Emirates Airline’s training and rostering practices have been criticised by South African investigators in their report into a take-off accident involving one of the carrier’s Airbus A340-300s at Johannesburg in April 2004.
The A340 was seriously damaged after its wheels hit the approach lights on the overrun of runway 21R before it climbed away. The aircraft returned to the airport for an emergency landing in which none of the 260 passengers and 14 crew on board was injured.
The pilot had used an erroneous take-off technique after receiving a training “tip” for achieving accurate rotation without incurring a tailstrike, which led to the aircraft failing to become airborne until it had overrun the runway, says the South African Civil Aviation Authority’s final report.
Realising the overrun, the captain rotated further and engaged take-off/go-around thrust, says the report. When the aircraft began to climb away some of its main gear tyres, the flaps and the fuselage were damaged. On the crew’s command for the flaps to retract, the electronic centralised aircraft monitor announced “flaps locked” because of damage to the flap drive mechanism. The crew elected to dump fuel and return to land on runway 03R. For both pilots it was only their second flight in an A340-300, and it was the captain’s first flight in the type as pilot flying (PF).

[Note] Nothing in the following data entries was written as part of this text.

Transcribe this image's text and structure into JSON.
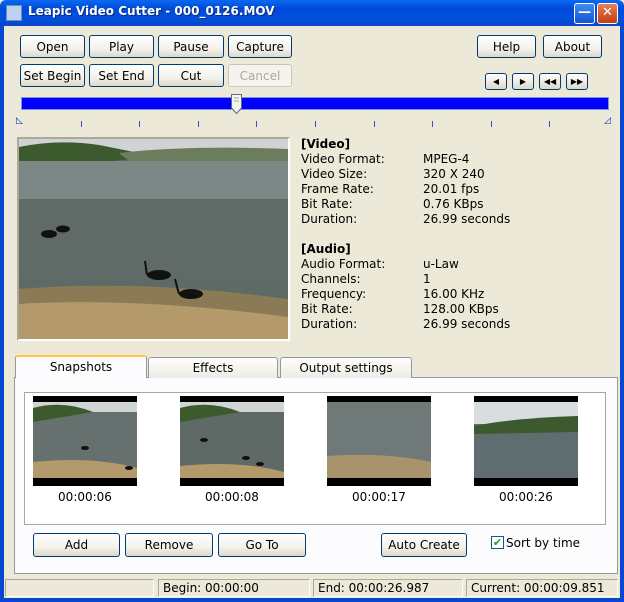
{
  "window": {
    "title": "Leapic Video Cutter - 000_0126.MOV",
    "minimize": "—",
    "close": "✕"
  },
  "toolbar": {
    "open": "Open",
    "play": "Play",
    "pause": "Pause",
    "capture": "Capture",
    "set_begin": "Set Begin",
    "set_end": "Set End",
    "cut": "Cut",
    "cancel": "Cancel",
    "help": "Help",
    "about": "About"
  },
  "nav_buttons": {
    "prev_frame": "◀",
    "next_frame": "▶",
    "rewind": "◀◀",
    "fast_forward": "▶▶"
  },
  "slider": {
    "position_fraction": 0.366
  },
  "video_info": {
    "heading": "[Video]",
    "rows": [
      {
        "label": "Video Format:",
        "value": "MPEG-4"
      },
      {
        "label": "Video Size:",
        "value": "320 X 240"
      },
      {
        "label": "Frame Rate:",
        "value": "20.01 fps"
      },
      {
        "label": "Bit Rate:",
        "value": "0.76 KBps"
      },
      {
        "label": "Duration:",
        "value": "26.99 seconds"
      }
    ]
  },
  "audio_info": {
    "heading": "[Audio]",
    "rows": [
      {
        "label": "Audio Format:",
        "value": "u-Law"
      },
      {
        "label": "Channels:",
        "value": "1"
      },
      {
        "label": "Frequency:",
        "value": "16.00 KHz"
      },
      {
        "label": "Bit Rate:",
        "value": "128.00 KBps"
      },
      {
        "label": "Duration:",
        "value": "26.99 seconds"
      }
    ]
  },
  "tabs": {
    "snapshots": "Snapshots",
    "effects": "Effects",
    "output_settings": "Output settings"
  },
  "snapshots": [
    {
      "time": "00:00:06"
    },
    {
      "time": "00:00:08"
    },
    {
      "time": "00:00:17"
    },
    {
      "time": "00:00:26"
    }
  ],
  "snapshot_actions": {
    "add": "Add",
    "remove": "Remove",
    "go_to": "Go To",
    "auto_create": "Auto Create",
    "sort_by_time": "Sort by time",
    "sort_checked": "✔"
  },
  "status_bar": {
    "begin": "Begin: 00:00:00",
    "end": "End: 00:00:26.987",
    "current": "Current: 00:00:09.851"
  },
  "colors": {
    "title_bar": "#0054e3",
    "slider_track": "#0000ff",
    "tab_highlight": "#ffc83c"
  }
}
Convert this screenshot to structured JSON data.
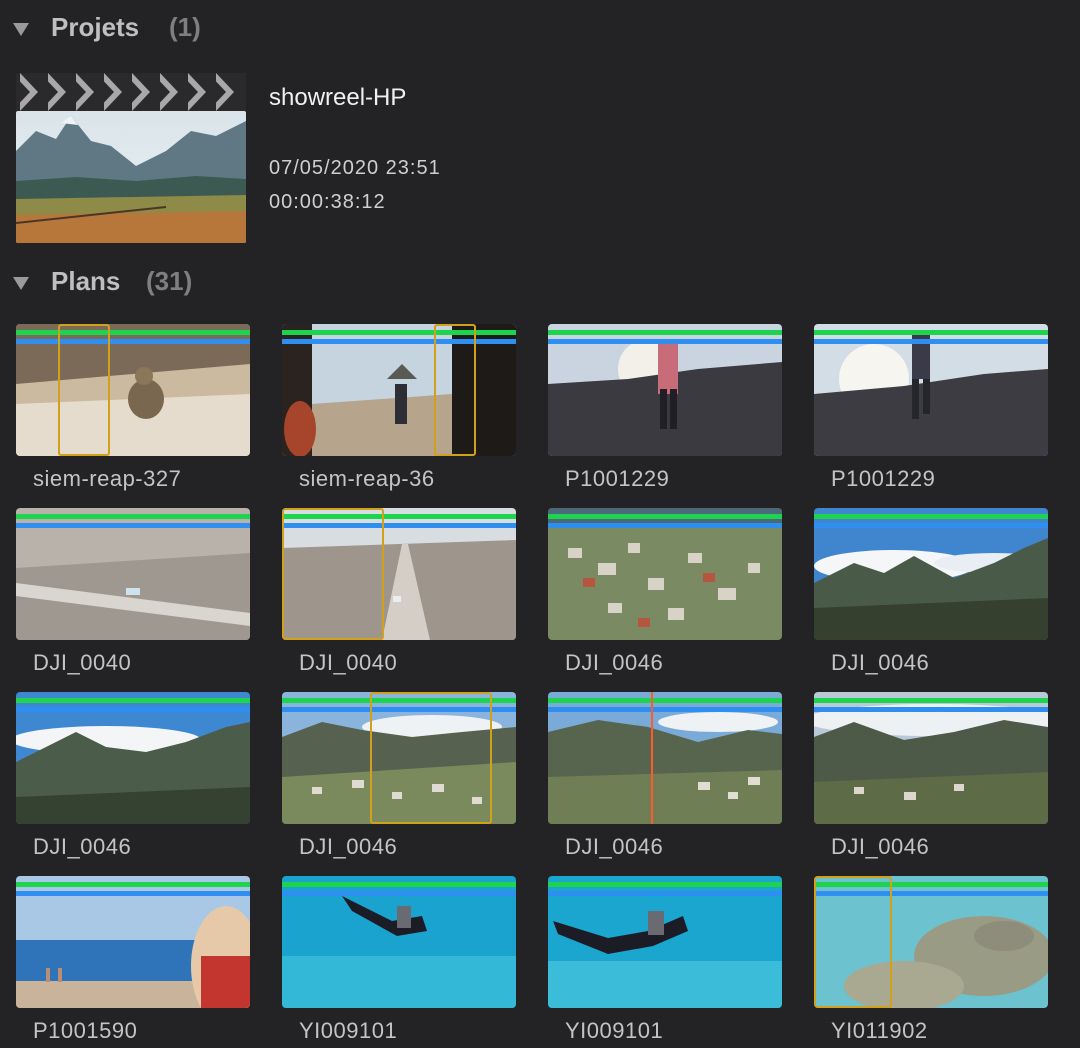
{
  "projects": {
    "title": "Projets",
    "count": "(1)"
  },
  "project": {
    "name": "showreel-HP",
    "date": "07/05/2020 23:51",
    "duration": "00:00:38:12"
  },
  "clips_section": {
    "title": "Plans",
    "count": "(31)"
  },
  "clips": [
    {
      "name": "siem-reap-327"
    },
    {
      "name": "siem-reap-36"
    },
    {
      "name": "P1001229"
    },
    {
      "name": "P1001229"
    },
    {
      "name": "DJI_0040"
    },
    {
      "name": "DJI_0040"
    },
    {
      "name": "DJI_0046"
    },
    {
      "name": "DJI_0046"
    },
    {
      "name": "DJI_0046"
    },
    {
      "name": "DJI_0046"
    },
    {
      "name": "DJI_0046"
    },
    {
      "name": "DJI_0046"
    },
    {
      "name": "P1001590"
    },
    {
      "name": "YI009101"
    },
    {
      "name": "YI009101"
    },
    {
      "name": "YI011902"
    }
  ],
  "colors": {
    "background": "#232325",
    "favorite_bar": "#1ed34e",
    "keyword_bar": "#2f8ff0",
    "selection": "#d2a11c",
    "playhead": "#ff5a2a"
  }
}
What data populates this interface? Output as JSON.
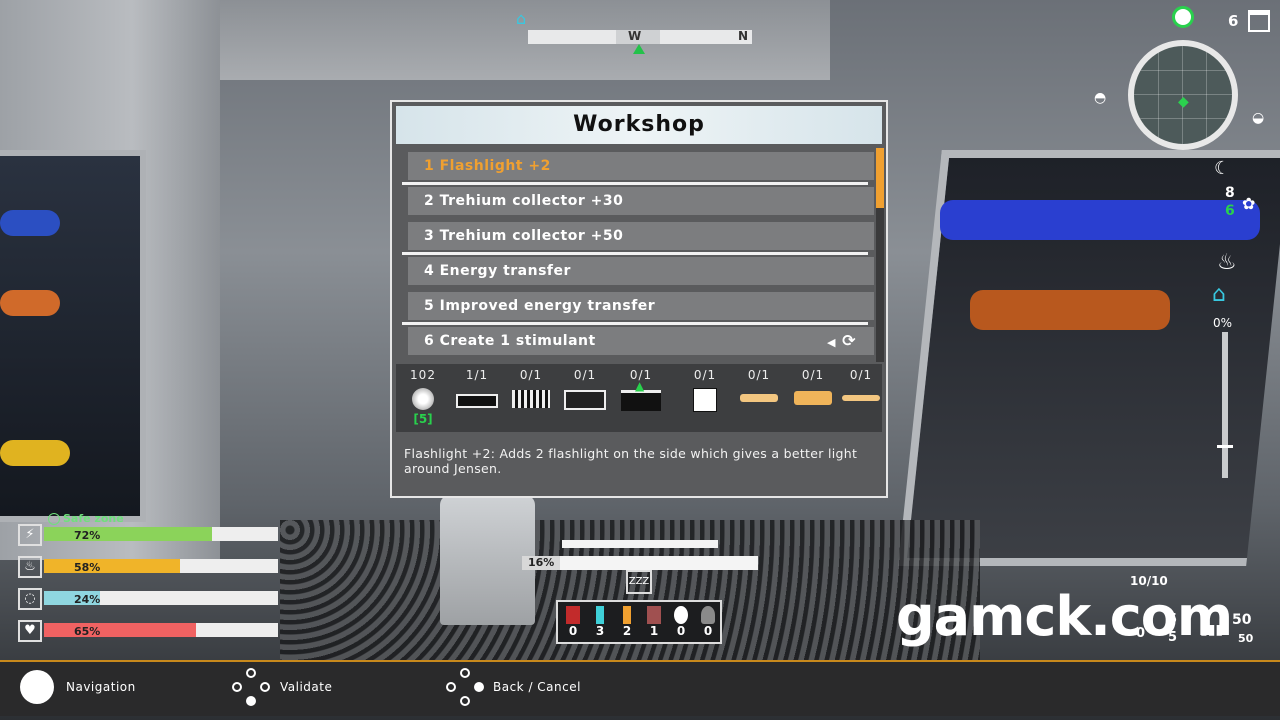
{
  "compass": {
    "w": "W",
    "n": "N"
  },
  "workshop": {
    "title": "Workshop",
    "items": [
      {
        "label": "1 Flashlight +2"
      },
      {
        "label": "2 Trehium collector +30"
      },
      {
        "label": "3 Trehium collector +50"
      },
      {
        "label": "4 Energy transfer"
      },
      {
        "label": "5 Improved energy transfer"
      },
      {
        "label": "6 Create 1 stimulant"
      }
    ],
    "resources": [
      {
        "count": "102",
        "sub": "[5]",
        "icon": "ore-icon"
      },
      {
        "count": "1/1",
        "icon": "part-bar-icon"
      },
      {
        "count": "0/1",
        "icon": "part-striped-icon"
      },
      {
        "count": "0/1",
        "icon": "part-panel-icon"
      },
      {
        "count": "0/1",
        "icon": "machine-up-icon"
      },
      {
        "count": "0/1",
        "icon": "white-square-icon"
      },
      {
        "count": "0/1",
        "icon": "gold-bar-icon"
      },
      {
        "count": "0/1",
        "icon": "gold-block-icon"
      },
      {
        "count": "0/1",
        "icon": "gold-tube-icon"
      }
    ],
    "description": "Flashlight +2: Adds 2 flashlight on the side which gives a better light around Jensen."
  },
  "hud_right": {
    "day": "6",
    "stat_a": "8",
    "stat_b": "6",
    "heat_pct": "0%"
  },
  "stats": {
    "safe_zone": "Safe zone",
    "rows": [
      {
        "pct_label": "72%",
        "value": 0.72,
        "color": "#8bd35a",
        "icon": "energy-icon"
      },
      {
        "pct_label": "58%",
        "value": 0.58,
        "color": "#f0b429",
        "icon": "food-icon"
      },
      {
        "pct_label": "24%",
        "value": 0.24,
        "color": "#8fd6e0",
        "icon": "oxygen-icon"
      },
      {
        "pct_label": "65%",
        "value": 0.65,
        "color": "#f06262",
        "icon": "health-icon"
      }
    ]
  },
  "center": {
    "progress_label": "16%",
    "progress": 0.16,
    "zzz": "ZZZ"
  },
  "inventory": [
    {
      "num": "0",
      "color": "#c22b2b",
      "icon": "medkit-icon"
    },
    {
      "num": "3",
      "color": "#3fd0d8",
      "icon": "vial-icon"
    },
    {
      "num": "2",
      "color": "#f0a030",
      "icon": "battery-icon"
    },
    {
      "num": "1",
      "color": "#a05050",
      "icon": "jar-icon"
    },
    {
      "num": "0",
      "color": "#ffffff",
      "icon": "orb-icon"
    },
    {
      "num": "0",
      "color": "#8a8a8a",
      "icon": "joystick-icon"
    }
  ],
  "ammo": {
    "clip": "10/10",
    "reserve": "50",
    "reserve2": "50",
    "mid_a": "5",
    "mid_b": "5",
    "left": "0"
  },
  "watermark": "gamck.com",
  "controls": {
    "navigation": "Navigation",
    "validate": "Validate",
    "back": "Back / Cancel"
  }
}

The report says the reason for the captain’s erroneous take-off technique was that he had “received a tip during recent recurrent training sessions to move the Side Stick Order Indicator [SSOI, see diagram] to the +9° position on the primary flight display [PFD] during rotation for take-off to attain the prescribed two-thirds backward sidestick movement needed to rotate the aircraft for take-off”. The effect of selecting the SSOI cross to +9° on the PFD’s artificial horizon, then holding it there as the horizon bar moves downward reacting to the aircraft’s rotation, demands a gradual forward movement of the sidestick, which delays unstick.
The captain, says the report, “fixated on the SSOI and lost situational awareness, which prevented him from detecting the abnormal rotation at night”. The actual purpose of the Side Stick Indication Display (SSID), which is overlaid on the attitude director indicator within the PFD until the aircraft leaves the ground, is to enable the pilot-not-flying to see, according to where the SSOI cross moves in the SSID “box”, what sidestick displacement is being used by the PF. The report recommends that Airbus consider modifying the SSID so it disappears from the PFD at the rotate point. Late last week the manufacturer had not said whether it was studying this.
The co-pilot was looking out to ensure the aircraft was tracking the runway centreline, says the report, adding that his expectation of lower performance from the A340-300 than the Airbus types he was more familiar with, the selection of flexible thrust rather than full power, and Johannesburg’s high airport elevation had led him to expect the take-off run would be unusually long, so he did not intervene in the sequence.
The report explains the effect of the captain’s actions as shown by the flight data recorder (FDR), and why he says he did it: “The captain applied rearward sidestick such that the SSOI, displayed on the PFD indicated +9° and, after approximately 4s, the aircraft nose started to move upward at a normal rate. When asked to explain this method of initiating the take-off, the captain said that he was using this technique, having been made aware of it in his refresher training that he had completed in March.
“During a lesson to standardise rotation techniques across all Airbus fly-by-wire [FBW] types operated by Emirates, and to avoid a tailstrike, he had been taught that the positive selection of two-third stick back was a requirement. The position could be more accurately obtained by placing the SSOI to 9° nose up on the PFD and that this would transition the aircraft to flight correctly.” The report relates that the captain had subsequently used this technique successfully during recurrent A340-300 simulator training, and line operations with the A330-200.
Emirates says it is “carefully reviewing the report, which it has just received, together with the findings of its own internal investigations. Until all the information has been studied, we are not in a position to discuss specific points. If lessons can be learned from the report, they will be, given that safety is of paramount importance.”